On August 20, a federal judge in Texas struck down the Federal Trade Commission’s (FTC) rule that would have banned noncompete agreements nationwide. This ruling has significant implications for both employers and employees across the United States. U.S. District Judge Ada Brown ruled that the FTC does not have the authority to implement a sweeping ban on noncompete agreements. This decision temporarily halted the rule, which was set to take effect in September 2024.
The ruling means that noncompete agreements remain enforceable, but it’s essential to tread carefully.
Employers must ensure any noncompetes comply with state laws and are reasonable in scope and duration.

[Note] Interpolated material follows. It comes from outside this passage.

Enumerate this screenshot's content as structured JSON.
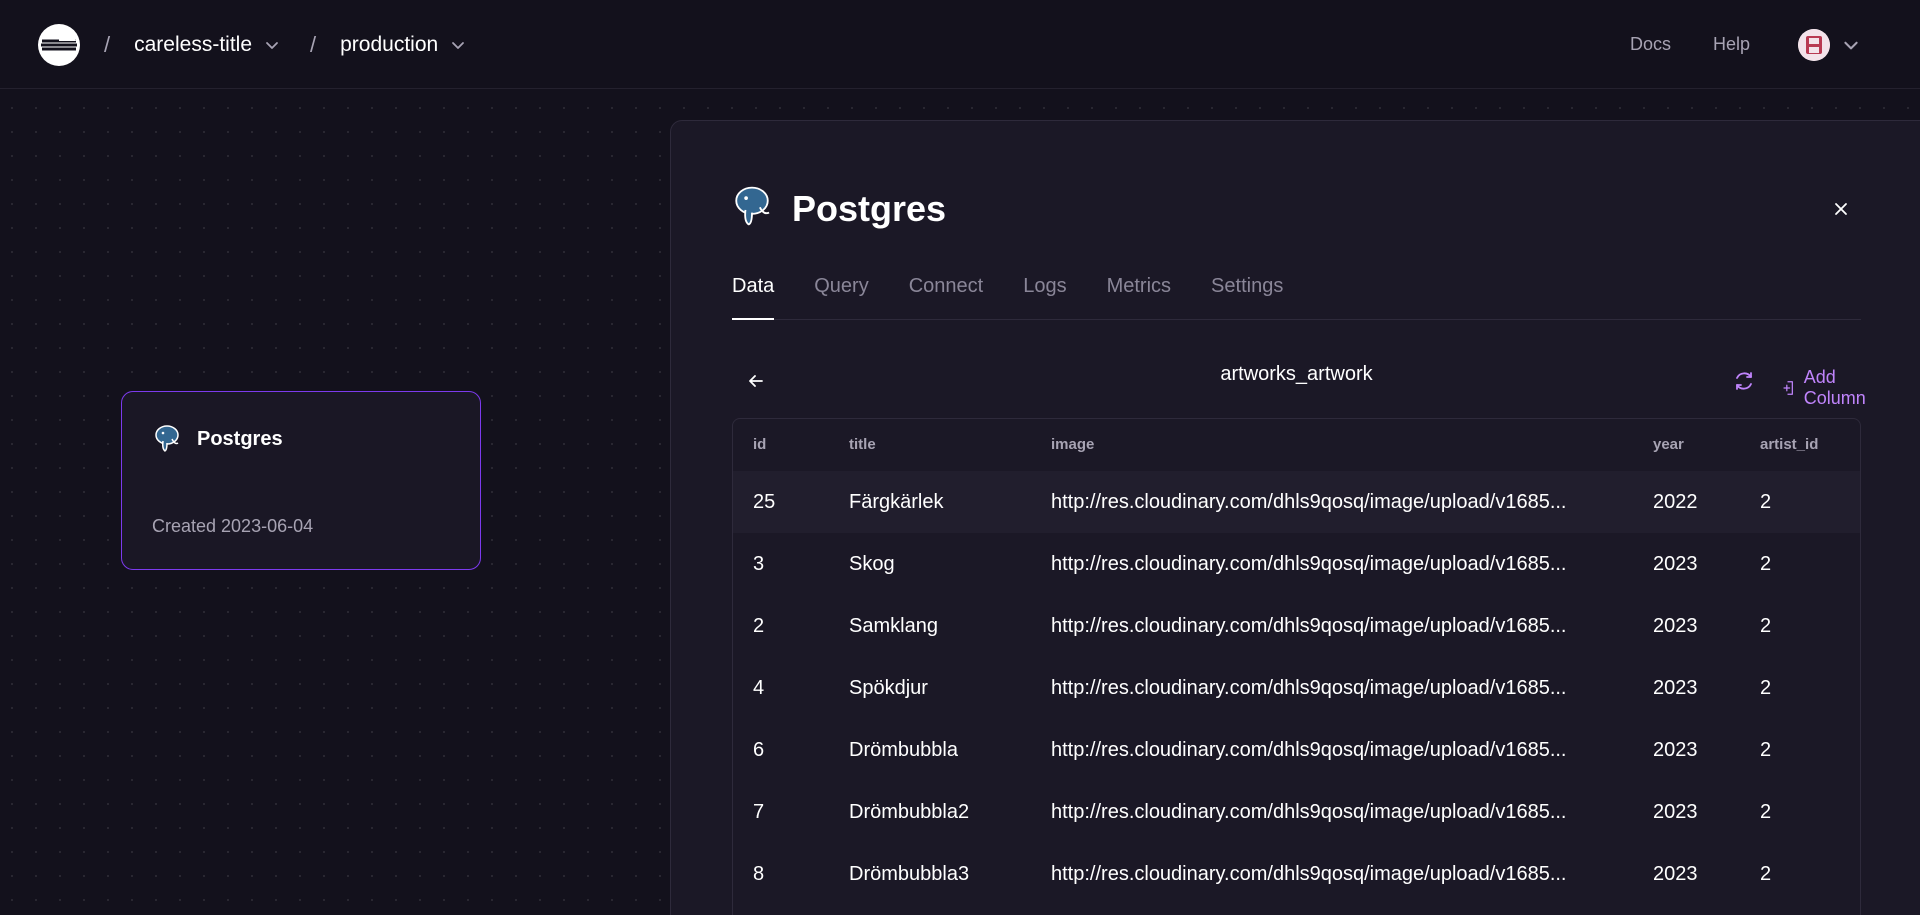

Noncompete agreements are regulated at the state level, resulting in varying degrees of enforceability. With Washington’s recent amendment effective June 6, 2024 that further restricts on the use of such provisions (see our blog Washington Further Limits the Use of Noncompetition and Nonsolicitation Provisions), and California essentially eliminating them (see California Senate Bill 699), it’s crucial for both employers and employees to be aware of the laws in their respective states
While the recent ruling halts the FTC’s proposed ban, we expect continued activity on noncompete restrictions including an appeal of the Texas ruling or further regulatory actions to limit the enforceability and scope of these agreements.
Legal Disclaimer: This article contains general information and is not legal advice. Talk with counsel familiar with your unique business needs before taking or refraining from any action.